O tema do acesso à Justiça, o qual não pode ser

entendido como mera capacidade de ingressar em juízo, tem em

seu fundamento a necessidade de uma maior politização por parte

das camadas populares. Nesse sentido, o entendimento de que toda

pessoa humana é sujeito de direitos faz-se imprescindível na

formulação do conceito de cidadania, isto é, como a condição que

identifica os direitos e garantias dos indivíduos, os quais já

satisfeitos em suas necessidades humanas básicas, tenham

condições, quer enquanto indivíduos singularmente considerados,

quer enquanto organizados em grupos, de participarem

efetivamente nos destinos da sociedade e da vida política do país.
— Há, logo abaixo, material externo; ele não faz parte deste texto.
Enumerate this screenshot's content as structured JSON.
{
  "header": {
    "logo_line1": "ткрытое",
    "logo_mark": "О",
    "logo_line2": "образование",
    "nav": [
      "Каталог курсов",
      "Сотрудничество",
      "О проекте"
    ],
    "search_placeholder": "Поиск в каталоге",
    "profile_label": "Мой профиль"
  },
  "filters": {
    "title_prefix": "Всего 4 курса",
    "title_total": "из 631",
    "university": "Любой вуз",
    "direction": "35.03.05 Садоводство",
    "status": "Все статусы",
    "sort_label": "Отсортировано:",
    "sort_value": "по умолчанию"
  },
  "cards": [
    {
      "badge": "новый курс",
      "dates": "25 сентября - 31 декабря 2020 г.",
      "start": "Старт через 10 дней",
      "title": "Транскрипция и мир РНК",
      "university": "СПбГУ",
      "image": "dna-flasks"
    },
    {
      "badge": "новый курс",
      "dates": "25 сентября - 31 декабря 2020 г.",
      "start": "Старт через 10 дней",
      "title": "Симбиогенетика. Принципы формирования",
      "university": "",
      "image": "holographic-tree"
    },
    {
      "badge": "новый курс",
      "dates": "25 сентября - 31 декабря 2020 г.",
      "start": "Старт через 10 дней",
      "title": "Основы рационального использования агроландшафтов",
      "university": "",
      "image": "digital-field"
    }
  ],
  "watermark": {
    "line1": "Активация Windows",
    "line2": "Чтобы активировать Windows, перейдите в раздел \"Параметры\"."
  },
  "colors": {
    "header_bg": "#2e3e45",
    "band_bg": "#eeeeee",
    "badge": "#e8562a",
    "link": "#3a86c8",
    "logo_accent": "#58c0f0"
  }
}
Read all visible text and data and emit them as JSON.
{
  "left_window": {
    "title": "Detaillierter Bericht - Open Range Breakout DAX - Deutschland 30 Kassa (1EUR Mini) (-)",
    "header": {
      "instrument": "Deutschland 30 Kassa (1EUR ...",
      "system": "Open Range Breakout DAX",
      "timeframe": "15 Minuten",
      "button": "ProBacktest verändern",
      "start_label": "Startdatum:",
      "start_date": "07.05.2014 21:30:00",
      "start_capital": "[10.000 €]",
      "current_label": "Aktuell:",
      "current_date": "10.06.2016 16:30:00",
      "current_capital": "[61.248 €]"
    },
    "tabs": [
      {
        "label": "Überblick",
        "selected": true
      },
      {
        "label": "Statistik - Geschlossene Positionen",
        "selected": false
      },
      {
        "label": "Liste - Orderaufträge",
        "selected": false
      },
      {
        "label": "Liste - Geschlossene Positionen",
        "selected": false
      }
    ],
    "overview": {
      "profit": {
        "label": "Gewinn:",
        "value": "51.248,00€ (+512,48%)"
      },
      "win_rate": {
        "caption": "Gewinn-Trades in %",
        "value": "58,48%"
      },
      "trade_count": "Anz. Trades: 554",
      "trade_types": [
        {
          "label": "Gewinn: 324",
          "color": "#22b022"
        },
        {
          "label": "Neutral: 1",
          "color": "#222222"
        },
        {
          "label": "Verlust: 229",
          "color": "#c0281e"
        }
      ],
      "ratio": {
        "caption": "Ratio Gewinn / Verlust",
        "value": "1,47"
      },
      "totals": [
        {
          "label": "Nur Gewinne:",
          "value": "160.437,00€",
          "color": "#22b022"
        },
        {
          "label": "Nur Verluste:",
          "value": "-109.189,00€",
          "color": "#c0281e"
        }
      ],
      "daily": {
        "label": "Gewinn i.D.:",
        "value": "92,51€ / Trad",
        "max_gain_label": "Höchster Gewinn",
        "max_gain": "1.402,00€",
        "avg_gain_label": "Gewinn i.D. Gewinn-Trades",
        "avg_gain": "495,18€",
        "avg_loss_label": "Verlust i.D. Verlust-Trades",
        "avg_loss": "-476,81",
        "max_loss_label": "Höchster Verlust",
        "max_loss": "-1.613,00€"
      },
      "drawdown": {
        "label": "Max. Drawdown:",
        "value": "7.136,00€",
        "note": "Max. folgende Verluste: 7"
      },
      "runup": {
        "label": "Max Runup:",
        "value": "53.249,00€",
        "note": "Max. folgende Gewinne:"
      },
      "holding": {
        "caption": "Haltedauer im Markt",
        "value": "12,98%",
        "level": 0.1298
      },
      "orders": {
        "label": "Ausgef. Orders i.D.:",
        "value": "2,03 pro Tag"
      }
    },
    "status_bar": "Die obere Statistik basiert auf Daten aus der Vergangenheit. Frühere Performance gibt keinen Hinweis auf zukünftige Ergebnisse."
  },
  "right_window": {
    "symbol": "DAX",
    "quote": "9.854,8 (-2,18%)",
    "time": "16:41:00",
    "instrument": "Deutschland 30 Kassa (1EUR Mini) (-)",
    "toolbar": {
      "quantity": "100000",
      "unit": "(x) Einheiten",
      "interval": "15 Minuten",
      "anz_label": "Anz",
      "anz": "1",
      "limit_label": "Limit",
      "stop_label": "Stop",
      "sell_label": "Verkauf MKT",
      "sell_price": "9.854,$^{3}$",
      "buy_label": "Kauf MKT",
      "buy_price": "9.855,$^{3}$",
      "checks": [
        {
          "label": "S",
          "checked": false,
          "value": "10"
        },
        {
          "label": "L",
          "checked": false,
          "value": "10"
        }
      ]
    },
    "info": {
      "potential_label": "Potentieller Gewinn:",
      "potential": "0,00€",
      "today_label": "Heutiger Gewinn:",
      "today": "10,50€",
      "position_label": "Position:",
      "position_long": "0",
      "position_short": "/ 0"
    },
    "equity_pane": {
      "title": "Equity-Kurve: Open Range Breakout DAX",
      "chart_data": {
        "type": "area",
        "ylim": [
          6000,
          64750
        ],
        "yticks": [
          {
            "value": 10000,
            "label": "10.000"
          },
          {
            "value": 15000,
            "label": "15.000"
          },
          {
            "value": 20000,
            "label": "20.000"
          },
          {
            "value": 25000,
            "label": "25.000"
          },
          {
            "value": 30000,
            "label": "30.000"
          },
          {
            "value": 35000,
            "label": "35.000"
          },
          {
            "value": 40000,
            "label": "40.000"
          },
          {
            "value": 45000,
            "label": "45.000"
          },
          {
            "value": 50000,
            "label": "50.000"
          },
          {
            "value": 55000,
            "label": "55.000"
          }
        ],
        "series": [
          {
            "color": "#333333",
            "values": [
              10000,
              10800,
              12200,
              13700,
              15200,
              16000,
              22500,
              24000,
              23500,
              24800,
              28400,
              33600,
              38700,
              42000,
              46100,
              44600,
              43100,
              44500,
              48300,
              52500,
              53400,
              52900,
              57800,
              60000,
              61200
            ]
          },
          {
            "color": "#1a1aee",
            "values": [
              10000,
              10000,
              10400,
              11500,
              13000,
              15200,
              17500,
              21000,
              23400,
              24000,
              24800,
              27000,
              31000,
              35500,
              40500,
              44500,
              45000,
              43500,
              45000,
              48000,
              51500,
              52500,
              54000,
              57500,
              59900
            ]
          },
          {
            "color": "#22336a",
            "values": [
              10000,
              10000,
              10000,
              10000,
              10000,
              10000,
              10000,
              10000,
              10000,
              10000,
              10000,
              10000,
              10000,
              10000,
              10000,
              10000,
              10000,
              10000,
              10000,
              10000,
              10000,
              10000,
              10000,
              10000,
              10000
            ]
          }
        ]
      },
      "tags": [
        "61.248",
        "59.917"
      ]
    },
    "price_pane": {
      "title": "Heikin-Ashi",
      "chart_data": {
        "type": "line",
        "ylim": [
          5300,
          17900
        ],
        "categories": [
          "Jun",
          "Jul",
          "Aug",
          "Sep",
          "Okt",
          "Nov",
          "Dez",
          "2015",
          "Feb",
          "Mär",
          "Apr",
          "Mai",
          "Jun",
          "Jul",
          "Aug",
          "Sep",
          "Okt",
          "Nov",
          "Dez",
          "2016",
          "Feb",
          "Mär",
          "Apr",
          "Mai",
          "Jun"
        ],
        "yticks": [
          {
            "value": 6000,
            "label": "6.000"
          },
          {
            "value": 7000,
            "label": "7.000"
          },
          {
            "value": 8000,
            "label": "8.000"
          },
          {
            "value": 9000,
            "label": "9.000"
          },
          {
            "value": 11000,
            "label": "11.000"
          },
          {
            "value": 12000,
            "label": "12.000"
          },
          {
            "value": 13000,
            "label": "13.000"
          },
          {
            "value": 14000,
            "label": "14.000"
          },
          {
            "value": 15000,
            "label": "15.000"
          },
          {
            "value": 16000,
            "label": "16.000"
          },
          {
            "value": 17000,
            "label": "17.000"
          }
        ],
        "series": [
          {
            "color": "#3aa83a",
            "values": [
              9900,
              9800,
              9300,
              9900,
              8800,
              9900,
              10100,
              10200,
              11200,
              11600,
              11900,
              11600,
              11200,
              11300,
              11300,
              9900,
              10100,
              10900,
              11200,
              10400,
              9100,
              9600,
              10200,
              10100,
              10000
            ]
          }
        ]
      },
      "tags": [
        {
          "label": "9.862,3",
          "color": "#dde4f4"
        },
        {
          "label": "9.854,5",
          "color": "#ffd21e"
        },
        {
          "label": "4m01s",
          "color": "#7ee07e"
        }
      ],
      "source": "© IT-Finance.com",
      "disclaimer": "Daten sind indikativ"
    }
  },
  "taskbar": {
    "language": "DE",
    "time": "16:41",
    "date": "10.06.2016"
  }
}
Segundo tal leitura, as inovações trazidas pelo Estatuto da Criança

e do Adolescente devem gradativamente revolucionar o modo da

família, da sociedade e do Estado de encararem as questões

relativas à infância e juventude brasileira.

Resta colocar que, ao longo da pesquisa, foi possível

constatar que a questão da criança e do adolescente não deixou de

ser contemplada em leis. No entanto, nem sempre as mesmas

foram obedecidas, o que reforça a idéia de que meros dispositivos

legais não resolvem os problemas sociais. Urgem, portanto,

medidas públicas adequadas à demanda. Faz-se necessária a

implantação de políticas que garantam acesso a uma educação

popular, ao trabalho e ao salário justo; o engajamento de todo o

corpo social, na edificação de uma nação efetivamente cidadã.